As in the absence of any reservation of the authority of the court its power over its final judgments would, as decided in the case referred to, cease at the expiration of sixty days, just as the like power of the circuit courts of the state would cease at the end of a particular term, we do not doubt that if the appellant had failed for sixty days after the judgment to obtain leave to file his bill of exceptions at a subsequent time, or if, as. in the case of Bailey v. Nilliers, such leave had been given, and the prescribed time had passed without any further action on the subject, the right to file the bill of exceptions would have been lost. But we do not understand the case cited as deciding, nor can we now decide, that the common pleas court had not power, by proper orders, to allow the appellant time to file his bill of exceptions beyond sixty days succeeding the judgment.
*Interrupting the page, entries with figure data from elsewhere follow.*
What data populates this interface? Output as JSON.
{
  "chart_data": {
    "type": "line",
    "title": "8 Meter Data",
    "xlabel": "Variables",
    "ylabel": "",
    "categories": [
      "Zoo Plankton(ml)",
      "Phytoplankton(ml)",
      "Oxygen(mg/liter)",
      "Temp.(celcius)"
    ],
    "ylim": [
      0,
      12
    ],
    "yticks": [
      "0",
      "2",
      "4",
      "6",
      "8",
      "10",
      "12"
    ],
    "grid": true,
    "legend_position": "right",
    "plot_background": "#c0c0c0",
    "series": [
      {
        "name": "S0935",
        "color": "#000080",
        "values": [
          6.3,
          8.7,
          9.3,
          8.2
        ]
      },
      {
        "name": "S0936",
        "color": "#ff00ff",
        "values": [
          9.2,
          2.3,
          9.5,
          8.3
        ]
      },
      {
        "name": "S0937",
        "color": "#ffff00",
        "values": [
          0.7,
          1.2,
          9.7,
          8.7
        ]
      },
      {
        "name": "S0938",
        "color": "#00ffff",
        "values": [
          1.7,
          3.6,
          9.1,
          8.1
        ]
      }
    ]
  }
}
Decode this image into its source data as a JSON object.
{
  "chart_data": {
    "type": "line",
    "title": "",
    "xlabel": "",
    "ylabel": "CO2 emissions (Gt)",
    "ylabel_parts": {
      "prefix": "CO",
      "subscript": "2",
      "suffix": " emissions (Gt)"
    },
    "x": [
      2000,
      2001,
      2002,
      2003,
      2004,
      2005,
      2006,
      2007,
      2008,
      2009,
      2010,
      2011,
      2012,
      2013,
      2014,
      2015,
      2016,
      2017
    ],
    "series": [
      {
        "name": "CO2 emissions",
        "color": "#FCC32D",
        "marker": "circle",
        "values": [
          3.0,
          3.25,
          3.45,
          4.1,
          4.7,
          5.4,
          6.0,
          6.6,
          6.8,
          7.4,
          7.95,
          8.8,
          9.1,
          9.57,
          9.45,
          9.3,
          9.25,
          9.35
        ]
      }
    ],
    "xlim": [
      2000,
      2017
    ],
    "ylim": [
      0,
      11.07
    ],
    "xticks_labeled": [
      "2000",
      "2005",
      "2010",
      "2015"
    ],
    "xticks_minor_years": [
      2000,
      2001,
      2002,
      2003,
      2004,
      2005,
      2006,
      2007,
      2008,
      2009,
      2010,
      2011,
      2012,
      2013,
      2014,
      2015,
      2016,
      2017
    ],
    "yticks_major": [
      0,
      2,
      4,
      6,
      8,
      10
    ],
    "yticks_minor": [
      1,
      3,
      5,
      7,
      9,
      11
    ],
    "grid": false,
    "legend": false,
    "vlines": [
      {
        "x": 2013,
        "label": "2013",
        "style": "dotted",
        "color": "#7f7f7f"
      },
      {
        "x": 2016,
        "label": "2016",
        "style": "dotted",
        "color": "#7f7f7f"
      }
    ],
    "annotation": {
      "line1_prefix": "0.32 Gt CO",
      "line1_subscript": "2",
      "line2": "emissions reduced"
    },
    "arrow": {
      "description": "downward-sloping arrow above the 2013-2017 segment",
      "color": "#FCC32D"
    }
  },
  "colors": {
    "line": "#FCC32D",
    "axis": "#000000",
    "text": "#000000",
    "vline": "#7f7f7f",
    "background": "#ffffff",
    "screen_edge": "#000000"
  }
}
And however this may be, as the record shows that when the bill of exceptions was tendered, and the last order extending the time for the purpose of completing and filing it was made, both parties appeared, and no objection was made to the order nor any exception *685taken, the objection now made for the first time in this court must be regarded as haying been waived in the court below; and the bill of exceptions is therefore considered as properly in the record.
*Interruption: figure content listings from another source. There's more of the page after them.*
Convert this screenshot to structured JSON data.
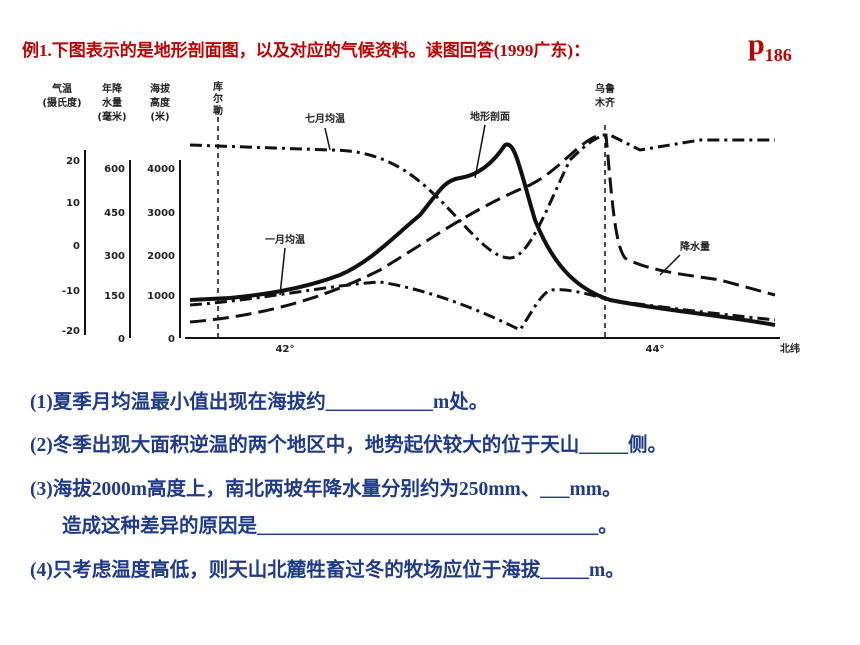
{
  "header": {
    "title": "例1.下图表示的是地形剖面图，以及对应的气候资料。读图回答(1999广东)：",
    "page_letter": "p",
    "page_number": "186"
  },
  "figure": {
    "axes": [
      {
        "title": [
          "气温",
          "(摄氏度)"
        ],
        "ticks": [
          "20",
          "10",
          "0",
          "-10",
          "-20"
        ]
      },
      {
        "title": [
          "年降",
          "水量",
          "(毫米)"
        ],
        "ticks": [
          "600",
          "450",
          "300",
          "150",
          "0"
        ]
      },
      {
        "title": [
          "海拔",
          "高度",
          "(米)"
        ],
        "ticks": [
          "4000",
          "3000",
          "2000",
          "1000",
          "0"
        ]
      }
    ],
    "x_ticks": [
      "42°",
      "44°"
    ],
    "x_label": "北纬",
    "places": [
      [
        "库",
        "尔",
        "勒"
      ],
      [
        "乌鲁",
        "木齐"
      ]
    ],
    "curve_labels": {
      "july": "七月均温",
      "terrain": "地形剖面",
      "january": "一月均温",
      "precipitation": "降水量"
    }
  },
  "questions": [
    "(1)夏季月均温最小值出现在海拔约___________m处。",
    "(2)冬季出现大面积逆温的两个地区中，地势起伏较大的位于天山_____侧。",
    "(3)海拔2000m高度上，南北两坡年降水量分别约为250mm、___mm。",
    "造成这种差异的原因是___________________________________。",
    "(4)只考虑温度高低，则天山北麓牲畜过冬的牧场应位于海拔_____m。"
  ]
}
After the return of the cause from this court, Downing tendered and offered to file an amended answer, verified by him, stating, in substance, that on the 28th day of February, 1865, the date of said bill of exchange, and before the appropriation of its proceeds by Hutchings, Duncan & Co., he had withdrawn from and ceased to be a member of said firm; and that the admission to the contrary, made in his former pleading, was the result of a mistake as to the dates of those transactions which he had recently discovered; but the court refused to allow the amendment to be filed, for the reason, as appears, that it contradicted a previous answer of the appellant; and afterward, on the trial, when evidence had been heard conducing to sustain the allegations of the amended answer, and to prove and explain the alleged mistake consistently with fairness and truth on the part of the appellant, he again offered to file his amended answer to conform his pleadings to the evidence; but the court again refused to allow the amendment to be filed, and these rulings are now complained of as errors for which the judgment should be reversed.

It seems to us that under the liberal provisions of section 161 of the Civil Code of Pi’actice, it would have been proper to allow the amendment to be filed, and especially so in view of the facts disclosed on the trial; but as in such cases the court exercises a sound and prudent discretion in the furtherance of justice, the allowance or rejection of an amendment is not usually a cause of reversal, unless there has been a manifest abuse of the discretion of the court. Whether there has or has not been in this case such an abuse of discretion we need not decide, as the judgment must be reversed on another *686ground, and the' amended answer may be filed on the return of the cause.

Samuel Russell, Esq., one of the attorneys engaged in the prosecution of the áuit, and by whom it was commenced in June, 1867, was, against the objections of the defendants, admitted to testify on the trial as a witness for his clients. This, it is now insisted, was error, because under the act approved January 26, 1866 (Myers’s Supplement, 685), Mr. Russell had a lien on the plaintiff’s claim and the judgment they might recover thereon as security for his fee; and success in the prosecution of the action being necessary to render this security effectual, the attorney was directly interested in the issue to be tried; and not having released his lien, he was incompetent to testify as a witness for the plaintiffs, according to section 670 of the Civil Code of Practice. It seems to us this objection is well taken, and the error of the court is fatal to the judgment.

Wherefore the judgment is reversed, and the cause remanded for a new trial, and other proceedings consistent with this opinion.